Ratcheting up the pressure, the government of China said it "is natural for us to have a sense of urgency" over reunification with Taiwan. The pronouncement came one day after release of a "white paper" threatening military action against the island nation if talks on unification do not begin soon. But defense analysts said the Beijing government will continue to lack the muscle to launch a full-scale invasion of Taiwan for at least five years. And Taiwan's Mainland Affairs Council said the "continual denial of the existence of the Republic of China" would only "create more trouble" and "make relations more tense."
Hundreds of heavily armed soldiers were shutting down an important industrial city in northern Nigeria, where street brawls over the introduction of Islamic law killed at least 20 people. All businesses in Kaduna were ordered closed, a dusk-to-dawn curfew was in force, and access to the city was denied to visitors after rival Christian and Muslim demonstrators attacked each other. Christians make up only about 40 percent of the population in Kaduna state, which is considering adoption of the rigid code known as sharia.
Hefty new increases in the price of automobile fuels and a package of tax increases were announced by Indonesia's government, bringing immediate protests from union leaders. Citing the need to cut its huge budget deficit, the government raised fuel prices by as much as 10 percent and electric rates by up to 29 percent, with other levies on products such as cement and cigarettes. To soften the impact, it also promised a 55 percent hike in the minimum wage. But the moves caused a 1.6 percent drop in the main stock index, amid concerns that the increases would worsen inflation and social unrest.
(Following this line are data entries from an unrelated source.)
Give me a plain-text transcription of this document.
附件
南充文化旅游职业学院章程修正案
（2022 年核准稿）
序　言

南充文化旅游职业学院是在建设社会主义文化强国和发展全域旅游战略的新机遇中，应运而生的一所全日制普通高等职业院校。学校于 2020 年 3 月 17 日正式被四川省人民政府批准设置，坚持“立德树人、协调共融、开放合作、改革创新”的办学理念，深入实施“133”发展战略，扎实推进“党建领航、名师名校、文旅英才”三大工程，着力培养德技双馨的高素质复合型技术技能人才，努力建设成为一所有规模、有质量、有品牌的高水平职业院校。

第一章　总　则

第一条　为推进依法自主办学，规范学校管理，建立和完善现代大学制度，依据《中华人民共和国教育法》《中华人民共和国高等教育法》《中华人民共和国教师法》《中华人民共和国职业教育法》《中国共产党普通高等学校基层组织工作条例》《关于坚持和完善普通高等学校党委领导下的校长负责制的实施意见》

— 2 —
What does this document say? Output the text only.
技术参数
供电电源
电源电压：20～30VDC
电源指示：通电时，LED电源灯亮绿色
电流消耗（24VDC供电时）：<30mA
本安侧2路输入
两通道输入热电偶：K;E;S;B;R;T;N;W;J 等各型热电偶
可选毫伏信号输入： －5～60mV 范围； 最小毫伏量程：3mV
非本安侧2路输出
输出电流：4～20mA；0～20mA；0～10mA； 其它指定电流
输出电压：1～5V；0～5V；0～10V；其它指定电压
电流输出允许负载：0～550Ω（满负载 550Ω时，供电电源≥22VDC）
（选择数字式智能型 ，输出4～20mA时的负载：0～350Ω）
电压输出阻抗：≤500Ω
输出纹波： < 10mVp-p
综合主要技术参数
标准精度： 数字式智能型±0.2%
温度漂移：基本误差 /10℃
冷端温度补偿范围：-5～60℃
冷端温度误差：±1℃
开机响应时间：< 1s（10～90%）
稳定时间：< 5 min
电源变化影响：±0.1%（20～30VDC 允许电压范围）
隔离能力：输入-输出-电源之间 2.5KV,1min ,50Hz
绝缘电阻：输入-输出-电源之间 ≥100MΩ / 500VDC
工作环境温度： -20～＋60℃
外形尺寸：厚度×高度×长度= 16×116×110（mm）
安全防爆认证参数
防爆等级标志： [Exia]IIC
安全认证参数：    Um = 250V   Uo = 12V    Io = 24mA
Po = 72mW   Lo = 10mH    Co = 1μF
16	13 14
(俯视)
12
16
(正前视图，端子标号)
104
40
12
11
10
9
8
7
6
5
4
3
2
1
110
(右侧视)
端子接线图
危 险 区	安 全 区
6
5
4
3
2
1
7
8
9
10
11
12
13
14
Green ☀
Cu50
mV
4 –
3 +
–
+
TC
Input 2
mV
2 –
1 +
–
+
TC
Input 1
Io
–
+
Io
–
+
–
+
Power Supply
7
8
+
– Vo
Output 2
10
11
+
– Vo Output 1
A historic lawsuit seeking to recover the costs of treating ill smokers was dealt a major setback in Canada when a court ruled it invalid. The suit, modeled after those filed by more than 40 US states, was Canada's first. But in Vancouver, the court found the province of British Columbia had exceeded its constitutional authority in grouping all cigarettemakers, including their parent companies, into one entity. The suit did not seek specific damages, but the province claims to spend almost $500 million a year on smoking-related illnesses.
Two weeks of flooding that already has washed away the homes of more than 200,000 people in Mozambique appeared certain to worsen with the arrival of a cyclone and its accompanying heavy rains. At least 48 people were reported dead.